I'm about to say a lot of things that all make a lot of sense, and I bet are all really obvious.
You guys, I've been doing it wrong. All wrong.
8 weeks of being really excited about cross and yet showing up and getting mercilessly beaten force doubt and introspection.
I have come up with some things.
Listen, I finished last year with dreams of glory in flatter road races and etc. Last year I was perfectly happy with being a non-traditional bike racer - "oh look at that giant dude," "who put that bear on a bicycle," etc. I had this idea in my mind - cycling is all about power/weight ratio - change the bottom half of the equation and you change the ratio.
So I went about this year with the philosophy, I guess, that if I could look more like a bike racer (be skinnier), then I would be a better bike racer. Here is the thing: trying to make that shift in a year is asking more of my body than it can handle (save for, taking a year and spending it trying to lose weight - riding bonked all the time and not eating and etc. Worked for a while during 2000km July. But you see how much top-end fitness I had coming out of that - none). I am on the path of leaning out and becoming more muscular - but in 2 years of riding my bike increasingly more, I haven't really lost any weight - just turned a bunch of fat into muscle. I am stronger and fitter now. Well, arguably.
But the point is, this is all the wrong approach! Listen. I'm never gonna be as skinny as the rest of you bros. It's just not going to happen. I have a lean body mass of like 215-220 lbs right now. I am bigger than you. The odds of me being "a real bike racer"-type in the next few years are... low. This year I have deluded myself away from playing up my own strengths, in the name of trying in vain to eliminate my weaknesses. I should, in fact, build on my strengths. That 220 lbs of muscle? TURN IT INTO AN UNMITIGATED POWERHOUSE. Focus on developing increasingly staggeringly amounts of force to put into the pedals.
This philosophy limits me, certainly - I will forsake anything with hills in it. But that was happening anyway - you see, I have to take the bar exam next summer. So my summer racing will be severely curtailed. As in, don't expect to see much of me from May through July. I have been slowly realizing (and discussing with compatriots) over the last two months that I would prefer to focus my energy on criterium racing (and cross) anyhow. If I ever make it to the damn velodrome, hold on to your hats.
So here we are. Am I going to try to be a real bike racer? Eventually I could move in that direction. Training well, for the correct thing, will gradually burn the fat off my body. But is that a priority for me? No. Should it be? No! That is what I have been lacking.
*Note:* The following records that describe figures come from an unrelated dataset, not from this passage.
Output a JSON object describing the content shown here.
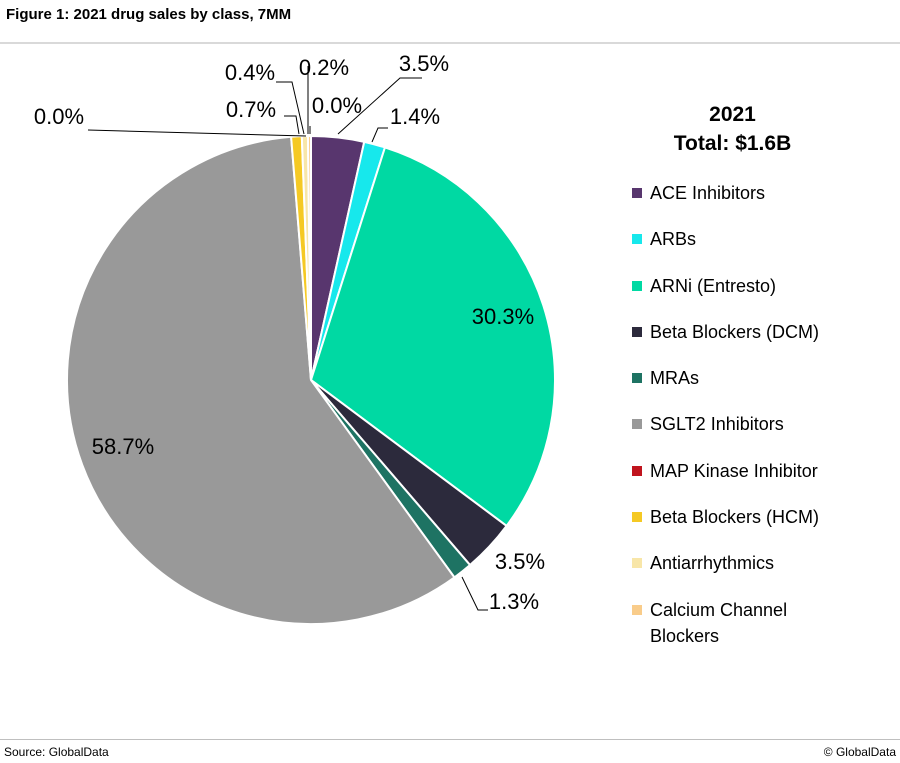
{
  "header": {
    "title": "Figure 1: 2021 drug sales by class, 7MM"
  },
  "footer": {
    "source": "Source: GlobalData",
    "copyright": "© GlobalData"
  },
  "chart_data": {
    "type": "pie",
    "title": "2021",
    "subtitle": "Total: $1.6B",
    "legend_position": "right",
    "slices": [
      {
        "label": "ACE Inhibitors",
        "value": 3.5,
        "display": "3.5%",
        "color": "#58366e"
      },
      {
        "label": "ARBs",
        "value": 1.4,
        "display": "1.4%",
        "color": "#17e8ec"
      },
      {
        "label": "ARNi (Entresto)",
        "value": 30.3,
        "display": "30.3%",
        "color": "#00d9a3"
      },
      {
        "label": "Beta Blockers (DCM)",
        "value": 3.5,
        "display": "3.5%",
        "color": "#2c2a3c"
      },
      {
        "label": "MRAs",
        "value": 1.3,
        "display": "1.3%",
        "color": "#1e7363"
      },
      {
        "label": "SGLT2 Inhibitors",
        "value": 58.7,
        "display": "58.7%",
        "color": "#999999"
      },
      {
        "label": "MAP Kinase Inhibitor",
        "value": 0.0,
        "display": "0.0%",
        "color": "#c0141e"
      },
      {
        "label": "Beta Blockers (HCM)",
        "value": 0.7,
        "display": "0.7%",
        "color": "#f5c924"
      },
      {
        "label": "Antiarrhythmics",
        "value": 0.4,
        "display": "0.4%",
        "color": "#f8e6a8"
      },
      {
        "label": "Calcium Channel Blockers",
        "value": 0.2,
        "display": "0.2%",
        "color": "#f9cc8a"
      }
    ],
    "extra_labels": [
      "0.0%"
    ]
  },
  "legend": {
    "items": [
      {
        "label": "ACE Inhibitors",
        "color": "#58366e"
      },
      {
        "label": "ARBs",
        "color": "#17e8ec"
      },
      {
        "label": "ARNi (Entresto)",
        "color": "#00d9a3"
      },
      {
        "label": "Beta Blockers (DCM)",
        "color": "#2c2a3c"
      },
      {
        "label": "MRAs",
        "color": "#1e7363"
      },
      {
        "label": "SGLT2 Inhibitors",
        "color": "#999999"
      },
      {
        "label": "MAP Kinase Inhibitor",
        "color": "#c0141e"
      },
      {
        "label": "Beta Blockers (HCM)",
        "color": "#f5c924"
      },
      {
        "label": "Antiarrhythmics",
        "color": "#f8e6a8"
      },
      {
        "label": "Calcium Channel",
        "label2": "Blockers",
        "color": "#f9cc8a"
      }
    ]
  }
}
Thus begins what I am going to refer to as the "Scorched Earth" project. Primarily because I would much prefer the ability to burn the face off of anything or anyone, in a straight up sprint. All in all, there is nothing revolutionary here. Just the realization that maybe I ought to focus on getting better at what I am already good at, rather than at what I am no good at. Stop trying to be fabulous Fabian or THOR SMASH and maybe try to be more like Chris Hoy. That guy is DIESEL.
Also, I have been going to rugby practice. I'm not sorry, it's pretty fun.
DCCX was this past weekend. The course was mostly fun, but featured a number of sections in which you had to pedal your bike up steep pitches. 2 laps of this were too much for my legs, and I cracked. On the upside, I did not crash. On the downside, I got lapped. I really like racing cross! I just have been exceedingly bad at it this year. It's too bad.
MNSR intelligence suggests that Kinder CX this weekend is pretty flat. Maybe I will actually race rather than be discouraged and not race, as I am inclined. Thanks to a suggestion, I have a hilarious idea for a halloween costume to race in.